CFTC and SEC Chairs Face Appropriations Committee

SEC SealThe heads of American trading two most important regulators continued their journey through the gauntlet of the federal budget process.

Christopher Giancarlo, the head of the Commodities Futures Trading Commission (CFTC), and Jay Clayton, the head of the Securities and Exchange Commission (SEC), both testified in front of the Senate Appropriations Committee sub-committee on Financial Services and General Government.

Clayton testified in favor of a $1.658 billion budget request for fiscal year (FY) 2019, that represented a $6 million increase over the same request for FY 2018 noted Republican Senator James Lankford from the State of Oklahoma.

The CFTC’s request was for $281.5 million which represented a $32.5 million increase, Lankford noted.

Interestingly, Lankford also noted that SEC’s entire request would be paid for in fees charged to “national securities exchanges and associations and results in direct appropriation from Congress.”

But Lankford noted that “these fees are ultimately passed onto investors, US savers, and other market participants and the committee has a responsibility to see to it they are all spent wisely.”

Christopher Giancarlo, CFTC chairman
Christopher Giancarlo, CFTC chairman

The hearing in front of the appropriations committee is part of a larger budget process which occurs every in symbiosis between the president and Congress in which the president proposes a budget with each agency- CFTC and SEC included- listed as a line item.

Then Congress- specifically initially the appropriations committee- debates these requests and normally prepares its own budget; when done right, the President and Congress are negotiating a budget agreement throughout.

While Lankford, as head of the appropriations sub-committee related to financial services, would only normally appear in the trading world during the budget process, in his opening statement indicated he’s ready to propose legislation on “capital formation”.

Clayton noted in support of the request “would enable us to start lifting our hiring freeze and support approximately one hundred new hires to address current priority. Second, the budget relies on the SEC having access to the reserve fund to invest in information technology. Third, the SEC’s funding is deficit neutral and any amounts appropriated to the agency will be offset by transaction fees to the agency.”

The SEC currently has approximately 4,500 employees, Clayton noted.

Giancarlo in his opening statement, defended the role of derivative trading in US and global markets, while emphasizing the need for “well-regulated derivative markets” for a vibrant economy.

“While often derided in the tabloid press as ‘risky’, derivatives, when used properly, are tools for efficient price discovery and risk transfer, and risk reduction.

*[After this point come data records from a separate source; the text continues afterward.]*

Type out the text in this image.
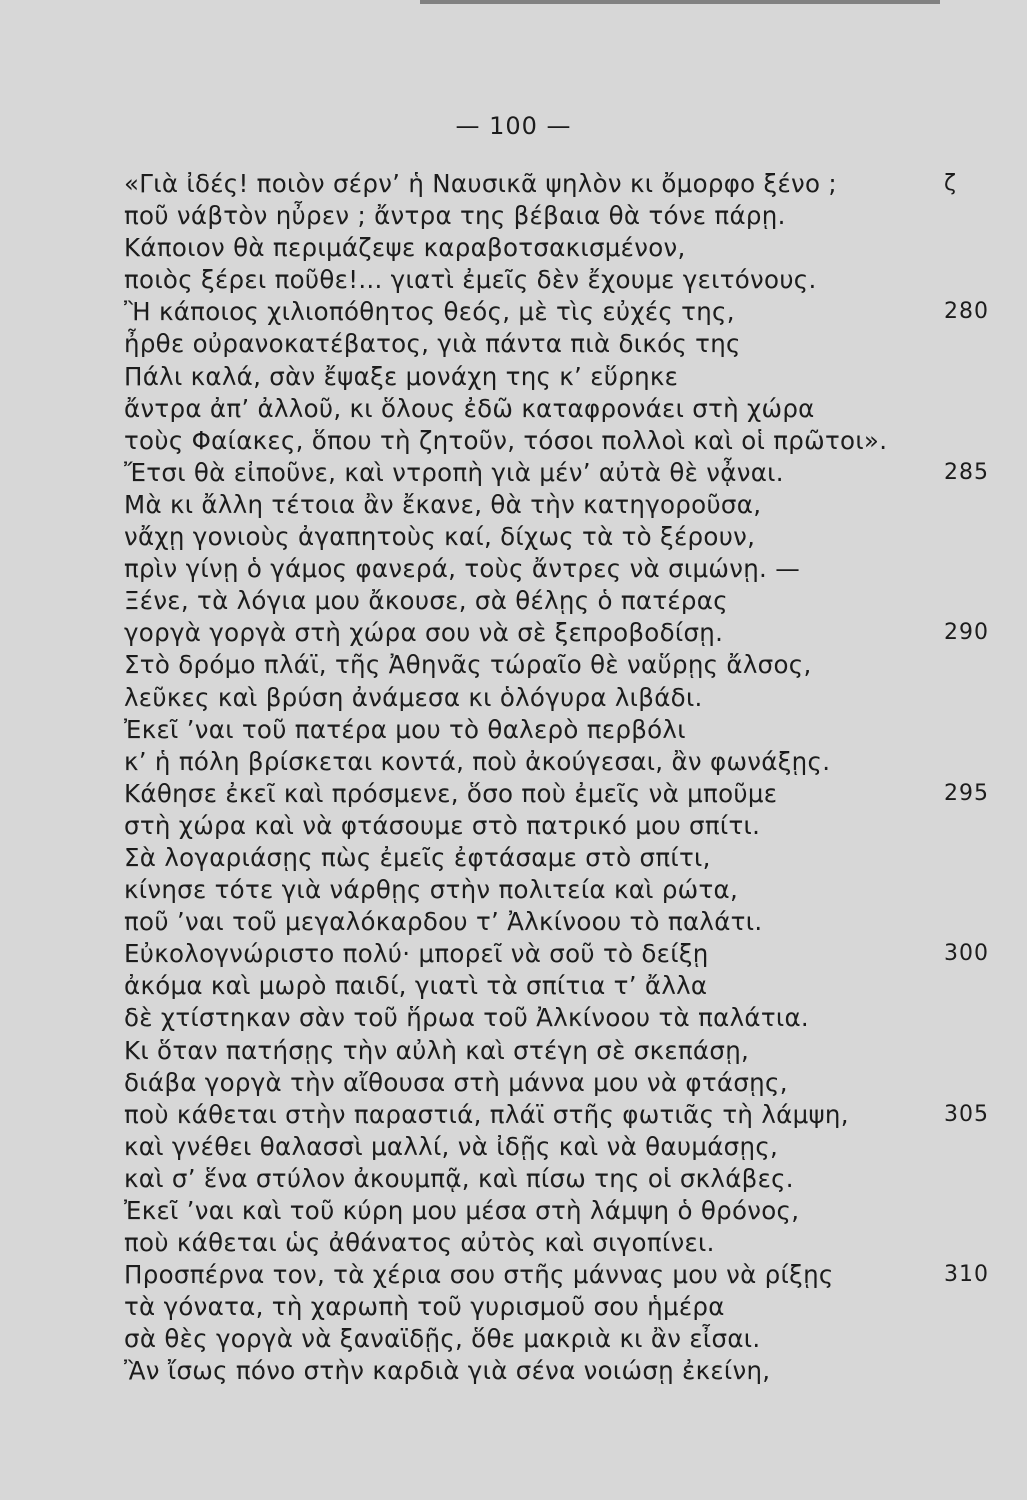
— 100 —
«Γιὰ ἰδές! ποιὸν σέρν’ ἡ Ναυσικᾶ ψηλὸν κι ὄμορφο ξένο ;	ζ
ποῦ νάβτὸν ηὖρεν ; ἄντρα της βέβαια θὰ τόνε πάρῃ.
Κάποιον θὰ περιμάζεψε καραβοτσακισμένον,
ποιὸς ξέρει ποῦθε!... γιατὶ ἐμεῖς δὲν ἔχουμε γειτόνους.
Ἢ κάποιος χιλιοπόθητος θεός, μὲ τὶς εὐχές της,	280
ἦρθε οὐρανοκατέβατος, γιὰ πάντα πιὰ δικός της
Πάλι καλά, σὰν ἔψαξε μονάχη της κ’ εὕρηκε
ἄντρα ἀπ’ ἀλλοῦ, κι ὅλους ἐδῶ καταφρονάει στὴ χώρα
τοὺς Φαίακες, ὅπου τὴ ζητοῦν, τόσοι πολλοὶ καὶ οἱ πρῶτοι».
Ἔτσι θὰ εἰποῦνε, καὶ ντροπὴ γιὰ μέν’ αὐτὰ θὲ νᾆναι.	285
Μὰ κι ἄλλη τέτοια ἂν ἔκανε, θὰ τὴν κατηγοροῦσα,
νἄχῃ γονιοὺς ἀγαπητοὺς καί, δίχως τὰ τὸ ξέρουν,
πρὶν γίνῃ ὁ γάμος φανερά, τοὺς ἄντρες νὰ σιμώνῃ. —
Ξένε, τὰ λόγια μου ἄκουσε, σὰ θέλῃς ὁ πατέρας
γοργὰ γοργὰ στὴ χώρα σου νὰ σὲ ξεπροβοδίσῃ.	290
Στὸ δρόμο πλάϊ, τῆς Ἀθηνᾶς τώραῖο θὲ ναὕρῃς ἄλσος,
λεῦκες καὶ βρύση ἀνάμεσα κι ὁλόγυρα λιβάδι.
Ἐκεῖ ’ναι τοῦ πατέρα μου τὸ θαλερὸ περβόλι
κ’ ἡ πόλη βρίσκεται κοντά, ποὺ ἀκούγεσαι, ἂν φωνάξῃς.
Κάθησε ἐκεῖ καὶ πρόσμενε, ὅσο ποὺ ἐμεῖς νὰ μποῦμε	295
στὴ χώρα καὶ νὰ φτάσουμε στὸ πατρικό μου σπίτι.
Σὰ λογαριάσῃς πὼς ἐμεῖς ἐφτάσαμε στὸ σπίτι,
κίνησε τότε γιὰ νάρθῃς στὴν πολιτεία καὶ ρώτα,
ποῦ ’ναι τοῦ μεγαλόκαρδου τ’ Ἀλκίνοου τὸ παλάτι.
Εὐκολογνώριστο πολύ· μπορεῖ νὰ σοῦ τὸ δείξῃ	300
ἀκόμα καὶ μωρὸ παιδί, γιατὶ τὰ σπίτια τ’ ἄλλα
δὲ χτίστηκαν σὰν τοῦ ἥρωα τοῦ Ἀλκίνοου τὰ παλάτια.
Κι ὅταν πατήσῃς τὴν αὐλὴ καὶ στέγη σὲ σκεπάσῃ,
διάβα γοργὰ τὴν αἴθουσα στὴ μάννα μου νὰ φτάσῃς,
ποὺ κάθεται στὴν παραστιά, πλάϊ στῆς φωτιᾶς τὴ λάμψη,	305
καὶ γνέθει θαλασσὶ μαλλί, νὰ ἰδῇς καὶ νὰ θαυμάσῃς,
καὶ σ’ ἕνα στύλον ἀκουμπᾷ, καὶ πίσω της οἱ σκλάβες.
Ἐκεῖ ’ναι καὶ τοῦ κύρη μου μέσα στὴ λάμψη ὁ θρόνος,
ποὺ κάθεται ὡς ἀθάνατος αὐτὸς καὶ σιγοπίνει.
Προσπέρνα τον, τὰ χέρια σου στῆς μάννας μου νὰ ρίξῃς	310
τὰ γόνατα, τὴ χαρωπὴ τοῦ γυρισμοῦ σου ἡμέρα
σὰ θὲς γοργὰ νὰ ξαναϊδῇς, ὅθε μακριὰ κι ἂν εἶσαι.
Ἂν ἴσως πόνο στὴν καρδιὰ γιὰ σένα νοιώσῃ ἐκείνη,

It has been estimated that the use of commercial derivatives added 1.1% to the size of the US economy between 2003 and 2012. American derivative markets are the largest most developed and most influential.”

Giancarlo noted that the US was the only country in the world to have “a regulator specifically dedicated to the derivative market regulation and that is the CFTC.”

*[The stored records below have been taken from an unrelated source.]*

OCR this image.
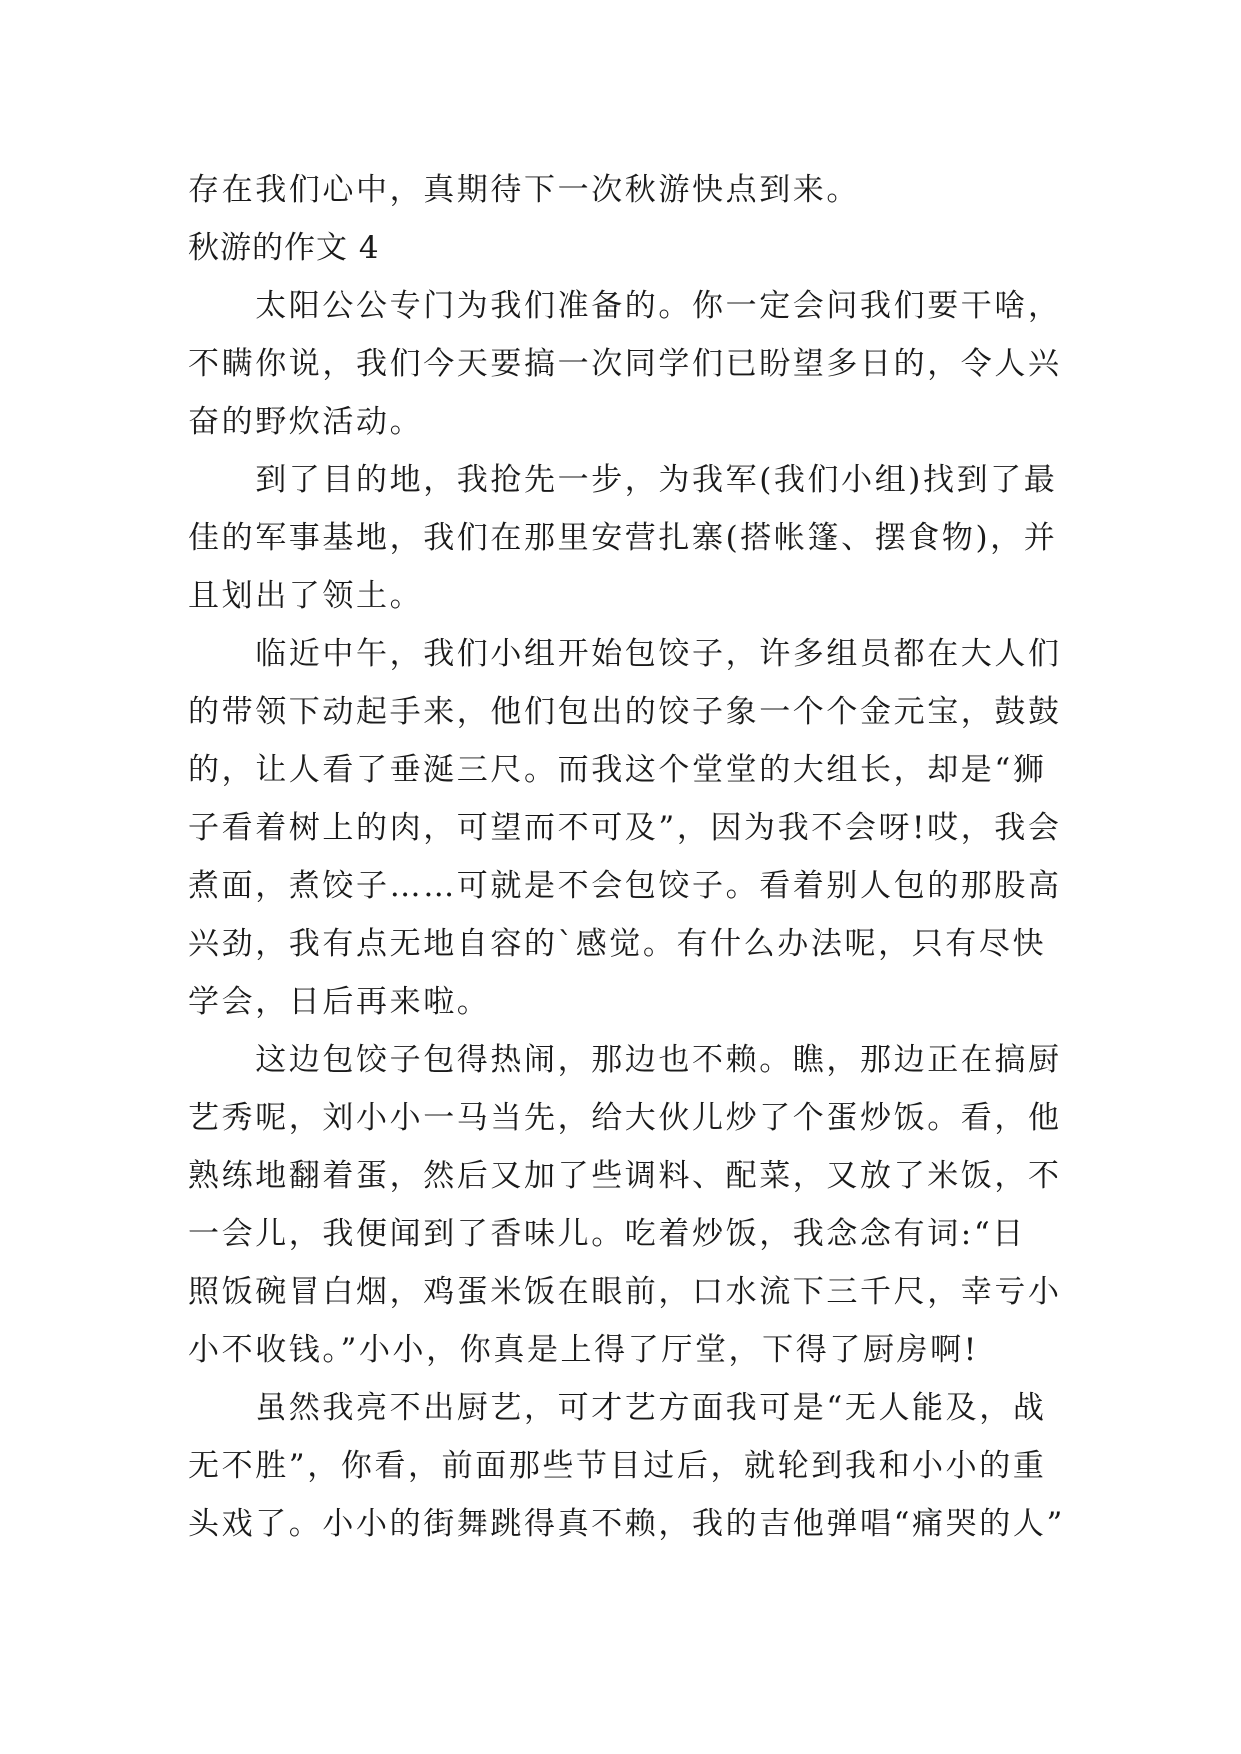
存在我们心中，真期待下一次秋游快点到来。
秋游的作文 4
　　太阳公公专门为我们准备的。你一定会问我们要干啥，
不瞒你说，我们今天要搞一次同学们已盼望多日的，令人兴
奋的野炊活动。
　　到了目的地，我抢先一步，为我军(我们小组)找到了最
佳的军事基地，我们在那里安营扎寨(搭帐篷、摆食物)，并
且划出了领土。
　　临近中午，我们小组开始包饺子，许多组员都在大人们
的带领下动起手来，他们包出的饺子象一个个金元宝，鼓鼓
的，让人看了垂涎三尺。而我这个堂堂的大组长，却是“狮
子看着树上的肉，可望而不可及”，因为我不会呀!哎，我会
煮面，煮饺子……可就是不会包饺子。看着别人包的那股高
兴劲，我有点无地自容的`感觉。有什么办法呢，只有尽快
学会，日后再来啦。
　　这边包饺子包得热闹，那边也不赖。瞧，那边正在搞厨
艺秀呢，刘小小一马当先，给大伙儿炒了个蛋炒饭。看，他
熟练地翻着蛋，然后又加了些调料、配菜，又放了米饭，不
一会儿，我便闻到了香味儿。吃着炒饭，我念念有词:“日
照饭碗冒白烟，鸡蛋米饭在眼前，口水流下三千尺，幸亏小
小不收钱。”小小，你真是上得了厅堂，下得了厨房啊!
　　虽然我亮不出厨艺，可才艺方面我可是“无人能及，战
无不胜”，你看，前面那些节目过后，就轮到我和小小的重
头戏了。小小的街舞跳得真不赖，我的吉他弹唱“痛哭的人”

The ranking member- head of the opposition- is Democrat Chris Coons from the State of Delaware, but he was sick for the hearing.

His fellow Democrat from the State of Maryland, Chris Van Hollen, took over leading the questions for the Democrats in his place.

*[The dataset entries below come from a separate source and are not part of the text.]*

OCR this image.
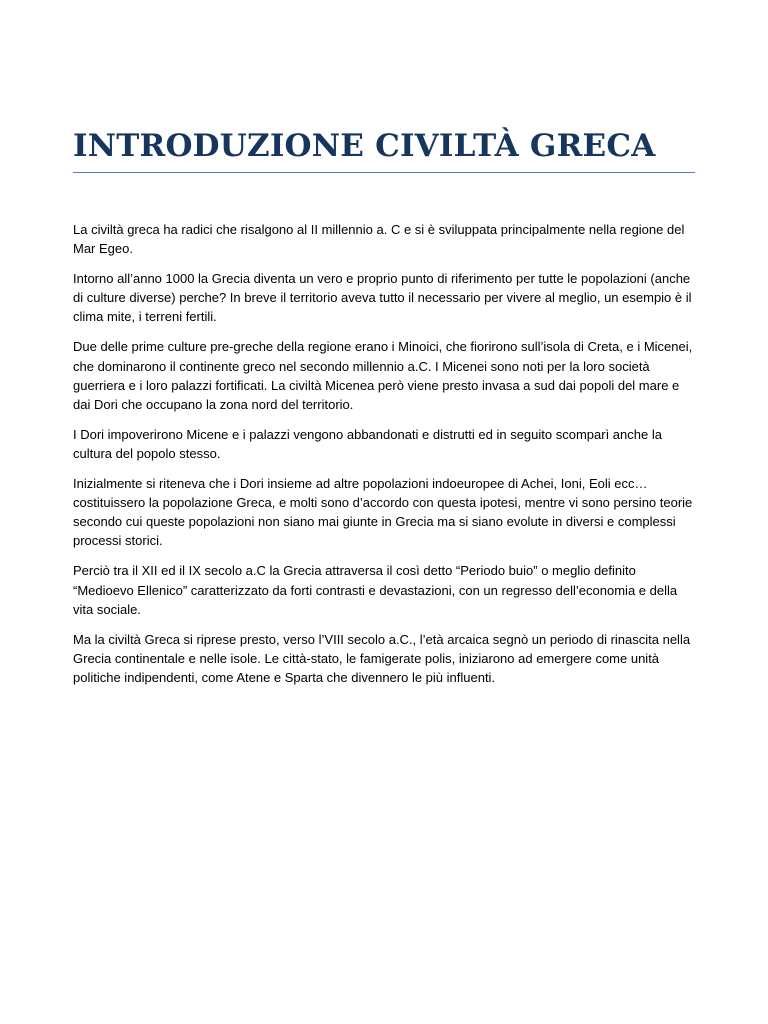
INTRODUZIONE CIVILTÀ GRECA

La civiltà greca ha radici che risalgono al II millennio a. C e si è sviluppata principalmente nella regione del Mar Egeo.

Intorno all’anno 1000 la Grecia diventa un vero e proprio punto di riferimento per tutte le popolazioni (anche di culture diverse) perche? In breve il territorio aveva tutto il necessario per vivere al meglio, un esempio è il clima mite, i terreni fertili.

Due delle prime culture pre-greche della regione erano i Minoici, che fiorirono sull’isola di Creta, e i Micenei, che dominarono il continente greco nel secondo millennio a.C. I Micenei sono noti per la loro società guerriera e i loro palazzi fortificati. La civiltà Micenea però viene presto invasa a sud dai popoli del mare e dai Dori che occupano la zona nord del territorio.

I Dori impoverirono Micene e i palazzi vengono abbandonati e distrutti ed in seguito scomparì anche la cultura del popolo stesso.

Inizialmente si riteneva che i Dori insieme ad altre popolazioni indoeuropee di Achei, Ioni, Eoli ecc… costituissero la popolazione Greca, e molti sono d’accordo con questa ipotesi, mentre vi sono persino teorie secondo cui queste popolazioni non siano mai giunte in Grecia ma si siano evolute in diversi e complessi processi storici.

Perciò tra il XII ed il IX secolo a.C la Grecia attraversa il così detto “Periodo buio” o meglio definito “Medioevo Ellenico” caratterizzato da forti contrasti e devastazioni, con un regresso dell’economia e della vita sociale.

Ma la civiltà Greca si riprese presto, verso l’VIII secolo a.C., l’età arcaica segnò un periodo di rinascita nella Grecia continentale e nelle isole. Le città-stato, le famigerate polis, iniziarono ad emergere come unità politiche indipendenti, come Atene e Sparta che divennero le più influenti.
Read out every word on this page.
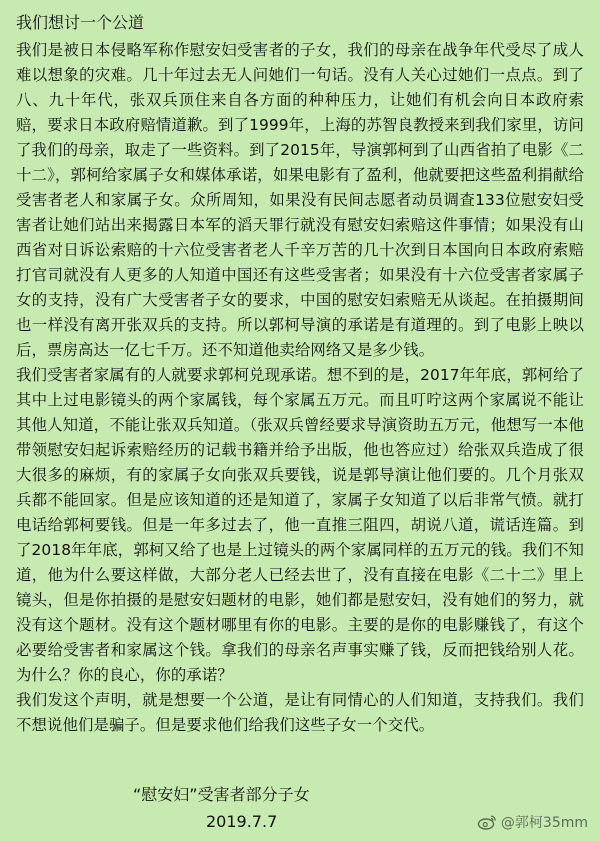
我们想讨一个公道

我们是被日本侵略军称作慰安妇受害者的子女，我们的母亲在战争年代受尽了成人难以想象的灾难。几十年过去无人问她们一句话。没有人关心过她们一点点。到了八、九十年代，张双兵顶住来自各方面的种种压力，让她们有机会向日本政府索赔，要求日本政府赔情道歉。到了1999年，上海的苏智良教授来到我们家里，访问了我们的母亲，取走了一些资料。到了2015年，导演郭柯到了山西省拍了电影《二十二》，郭柯给家属子女和媒体承诺，如果电影有了盈利，他就要把这些盈利捐献给受害者老人和家属子女。众所周知，如果没有民间志愿者动员调查133位慰安妇受害者让她们站出来揭露日本军的滔天罪行就没有慰安妇索赔这件事情；如果没有山西省对日诉讼索赔的十六位受害者老人千辛万苦的几十次到日本国向日本政府索赔打官司就没有人更多的人知道中国还有这些受害者；如果没有十六位受害者家属子女的支持，没有广大受害者子女的要求，中国的慰安妇索赔无从谈起。在拍摄期间也一样没有离开张双兵的支持。所以郭柯导演的承诺是有道理的。到了电影上映以后，票房高达一亿七千万。还不知道他卖给网络又是多少钱。

我们受害者家属有的人就要求郭柯兑现承诺。想不到的是，2017年年底，郭柯给了其中上过电影镜头的两个家属钱，每个家属五万元。而且叮咛这两个家属说不能让其他人知道，不能让张双兵知道。（张双兵曾经要求导演资助五万元，他想写一本他带领慰安妇起诉索赔经历的记载书籍并给予出版，他也答应过）给张双兵造成了很大很多的麻烦，有的家属子女向张双兵要钱，说是郭导演让他们要的。几个月张双兵都不能回家。但是应该知道的还是知道了，家属子女知道了以后非常气愤。就打电话给郭柯要钱。但是一年多过去了，他一直推三阻四，胡说八道，谎话连篇。到了2018年年底，郭柯又给了也是上过镜头的两个家属同样的五万元的钱。我们不知道，他为什么要这样做，大部分老人已经去世了，没有直接在电影《二十二》里上镜头，但是你拍摄的是慰安妇题材的电影，她们都是慰安妇，没有她们的努力，就没有这个题材。没有这个题材哪里有你的电影。主要的是你的电影赚钱了，有这个必要给受害者和家属这个钱。拿我们的母亲名声事实赚了钱，反而把钱给别人花。为什么？你的良心，你的承诺？

我们发这个声明，就是想要一个公道，是让有同情心的人们知道，支持我们。我们不想说他们是骗子。但是要求他们给我们这些子女一个交代。

“慰安妇”受害者部分子女
2019.7.7	@郭柯35mm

Van Hollen took the debate in a place hearings about trading normally don’t go, gun policy, and the 2nd amendment, which guarantees every Americans right to bear arms.

Approximately a month prior, a group high level executives met with SEC Commissioners in what Bloomberg referred to as “a routine meeting about a boring but key part of their business: derivatives regulation. Instead, they got a stern lecture on guns.”

SEC Commissioner Michael Piwowar, expecially, chewed out these executives.

Here’s more from Bloomberg: “Citigroup had announced it would curtail some of the business it does with companies that sell firearms. That didn’t go over well with Michael Piwowar, one of three Republican appointees on the five-member SEC.

“Shortly after the Citigroup executives arrived at his office, Piwowar, according to people familiar with the matter, began castigating them for straying into social policy. Glowering and speaking emphatically, he reminded them that Citigroup was given billions in government bailout money after the financial crisis.”

Chris Van Hollen, United States Senator
Chris Van Hollen, United States Senator

Van Hollen, in referencing this story, asked Clayton: “Would you agree that it would be inappropriate for a member of the SEC to suggest that the way a regulated entitly was treated depended on the position that entity took on something outside the purview of the SEC.

Van Hollen went so far as to ask Chairman Clayton if he had asked the SEC Inspector General, the office which would investigate waste, fraud and abuse at the SEC, to investigate this report.

“I am aware of the reports,” Clayton responded, “I have not asked the Ispector General to investigate those reports. I don’t think this would be the appropriate forum to get into those reports.”

Van Hollen would not let up stating that he and other colleagues- as is his privilege as a Senator- would ask themselves for the IG to investigate.